Wed. Mar 22nd, 2023
Multiplayer video games can improve cooperation and reduce aggression

Valve

Teaming up with another person in a violent video game could potentially offset an increase in aggression, according to a magazine article Communication research.

The study compared aggressive behavior of people who had played a violent video game together with those who had played the same game competitively, alone, or not played a game at all. They found that those who played the game together had similar levels of aggression to those who played no game at all.

The effect of video games on social behavior is a subject of fierce debate, but there is some evidence that gaming can change behavior, and not just through increased aggression. An article that appeared last year in the Bulletin on personality and social psychology analyzed data from 98 studies, with a total of 36,965 participants, and found that while violent games can increase aggression, prosocial games actually have the opposite effect.

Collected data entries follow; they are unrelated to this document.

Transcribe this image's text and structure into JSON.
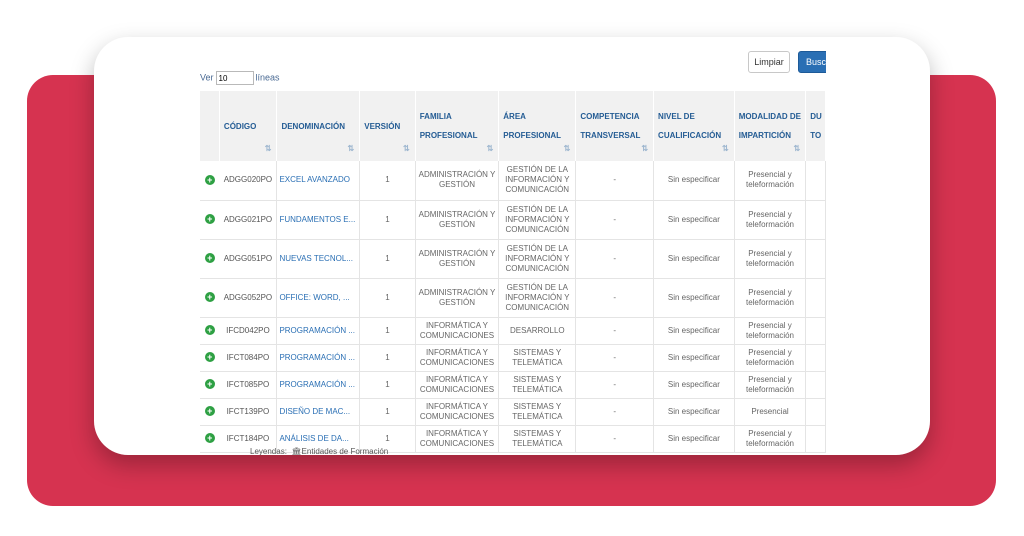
{
  "toolbar": {
    "limpiar_label": "Limpiar",
    "buscar_label": "Buscar"
  },
  "page_size": {
    "prefix": "Ver",
    "value": "10",
    "suffix": "líneas"
  },
  "table": {
    "headers": [
      "CÓDIGO",
      "DENOMINACIÓN",
      "VERSIÓN",
      "FAMILIA PROFESIONAL",
      "ÁREA PROFESIONAL",
      "COMPETENCIA TRANSVERSAL",
      "NIVEL DE CUALIFICACIÓN",
      "MODALIDAD DE IMPARTICIÓN",
      "DU TO"
    ],
    "rows": [
      {
        "codigo": "ADGG020PO",
        "denominacion": "EXCEL AVANZADO",
        "version": "1",
        "familia": "ADMINISTRACIÓN Y GESTIÓN",
        "area": "GESTIÓN DE LA INFORMACIÓN Y COMUNICACIÓN",
        "competencia": "-",
        "nivel": "Sin especificar",
        "modalidad": "Presencial y teleformación"
      },
      {
        "codigo": "ADGG021PO",
        "denominacion": "FUNDAMENTOS E...",
        "version": "1",
        "familia": "ADMINISTRACIÓN Y GESTIÓN",
        "area": "GESTIÓN DE LA INFORMACIÓN Y COMUNICACIÓN",
        "competencia": "-",
        "nivel": "Sin especificar",
        "modalidad": "Presencial y teleformación"
      },
      {
        "codigo": "ADGG051PO",
        "denominacion": "NUEVAS TECNOL...",
        "version": "1",
        "familia": "ADMINISTRACIÓN Y GESTIÓN",
        "area": "GESTIÓN DE LA INFORMACIÓN Y COMUNICACIÓN",
        "competencia": "-",
        "nivel": "Sin especificar",
        "modalidad": "Presencial y teleformación"
      },
      {
        "codigo": "ADGG052PO",
        "denominacion": "OFFICE: WORD, ...",
        "version": "1",
        "familia": "ADMINISTRACIÓN Y GESTIÓN",
        "area": "GESTIÓN DE LA INFORMACIÓN Y COMUNICACIÓN",
        "competencia": "-",
        "nivel": "Sin especificar",
        "modalidad": "Presencial y teleformación"
      },
      {
        "codigo": "IFCD042PO",
        "denominacion": "PROGRAMACIÓN ...",
        "version": "1",
        "familia": "INFORMÁTICA Y COMUNICACIONES",
        "area": "DESARROLLO",
        "competencia": "-",
        "nivel": "Sin especificar",
        "modalidad": "Presencial y teleformación"
      },
      {
        "codigo": "IFCT084PO",
        "denominacion": "PROGRAMACIÓN ...",
        "version": "1",
        "familia": "INFORMÁTICA Y COMUNICACIONES",
        "area": "SISTEMAS Y TELEMÁTICA",
        "competencia": "-",
        "nivel": "Sin especificar",
        "modalidad": "Presencial y teleformación"
      },
      {
        "codigo": "IFCT085PO",
        "denominacion": "PROGRAMACIÓN ...",
        "version": "1",
        "familia": "INFORMÁTICA Y COMUNICACIONES",
        "area": "SISTEMAS Y TELEMÁTICA",
        "competencia": "-",
        "nivel": "Sin especificar",
        "modalidad": "Presencial y teleformación"
      },
      {
        "codigo": "IFCT139PO",
        "denominacion": "DISEÑO DE MAC...",
        "version": "1",
        "familia": "INFORMÁTICA Y COMUNICACIONES",
        "area": "SISTEMAS Y TELEMÁTICA",
        "competencia": "-",
        "nivel": "Sin especificar",
        "modalidad": "Presencial"
      },
      {
        "codigo": "IFCT184PO",
        "denominacion": "ANÁLISIS DE DA...",
        "version": "1",
        "familia": "INFORMÁTICA Y COMUNICACIONES",
        "area": "SISTEMAS Y TELEMÁTICA",
        "competencia": "-",
        "nivel": "Sin especificar",
        "modalidad": "Presencial y teleformación"
      }
    ]
  },
  "legend": {
    "label": "Leyendas:",
    "item": "Entidades de Formación"
  },
  "colors": {
    "accent": "#2a6fb4",
    "background_band": "#d63350",
    "expand_icon": "#2ea043"
  }
}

Of course there is the important question of whether games differ from other types of media. Will look inn making you violent, while Blue Peter make you nice? The Communication research paper indicates that the social element of gaming can make an important difference.

To study the effects of collaboration on gaming, the researchers set up two different experiments. In the first experiment, 126 participants played a violent game under different conditions and their aggression was tested with a separate task. The participants were paired and the 63 pairs were split into three separate conditions.

Red vs Blue.  underhanded.
Enlarge / Red vs Blue. underhanded.

In the first condition, each pair worked together Halo: range to kill as many enemies as possible and then test their aggression. The second group saw the two players try to kill each other in the game before the aggression task. Finally, the third group had their aggression tested first and then played the game in single player mode. This meant that the game could have no effect on their aggression level.

In the aggression task, participants were told that they would play a reaction time task against their partner or opponent Halo (control participants were told it was just another study participant). They were allowed to set the volume of a loud, unpleasant sound that would be played as “punishment” for losing the reaction time task. Participants who made louder noises on a scale of one to ten were noted to have higher levels of aggression. Each person played the task 25 times and the average of all their level settings was calculated.

The results showed that people who had played the game cooperatively had similar levels of aggression to those in the control condition, who had not yet played the game when their aggression was tested. Both cooperative and control participants were less aggressive than those who had played competitively. This difference was statistically significant, but only just: co-operative players had an average noise level of 5.16 and control players 4.94, while competitive players had an average of 5.88, just above the threshold for statistical significance.

A problem with this experiment was that it only showed how people would behave towards other participants in the same game, and could not be used to predict how people would behave towards someone else after playing a violent game.

<em>Time Splitters 2</em>, one of the best console FPS ever.” src=”https://cdn.arstechnica.net/wp-content/uploads/sites/3/2015/05/TimeSplitters-2-screenshot-8-300×224.jpg” width=”300″ height=”224″ srcset=”http://cms.arstechnica.co.uk/wp-content/uploads/sites/3/2015/05/TimeSplitters-2-screenshot-8.jpg 2x”/><figcaption class=
Enlarge / Time Splitters 2, one of the best console FPS ever.

In the second experiment, the participants’ level of aggression was measured towards people who had not played the game with them. This time 88 people participated Time splitters 2 under the same three conditions as in the first experiment, and their aggression was then tested. In the aggression task, they were told that they would be playing against someone other than their video game partner or competitor. The task was also slightly different: Instead of testing reaction time, the task tested memory, using noise on a scale of one to seven for incorrect answers.

The results showed that cooperative players averaged a noise level of 1.1, compared to the competitive group, which had an average of 2.55. This difference was well above the minimum threshold for statistical significance. The control group, averaging 2.19, corresponded more closely to the competitive group, with no statistical difference between the two.

The researchers explain the results by suggesting that cooperative play raises players’ expectations of cooperation as a social norm, making them more likely to be cooperative themselves in later tasks. On the other hand, playing competitively or alone causes players to adopt aggression as the norm, leading them to behave aggressively in future tasks.

As always, the power of one experiment is not enough to draw firm conclusions about the relationship between video games and social behavior. The aggression task used has been severely criticized, with one article suggesting that “the results should not be generalized to serious acts of aggression or violence”. So while these experiments suggest a difference in behavior after cooperative or competitive gaming, it’s not clear that the behavior that changes is necessarily aggression.

There is also the question of how video games, and violent video games in particular, are singled out. Future research should examine whether these results hold up to any kind of competitive game, video or otherwise – perhaps people are just as willing to make loud noises after a furious game of Monopoly.

Communication research2015. DOI: 10.1177/0093650214552519 (About DOIs).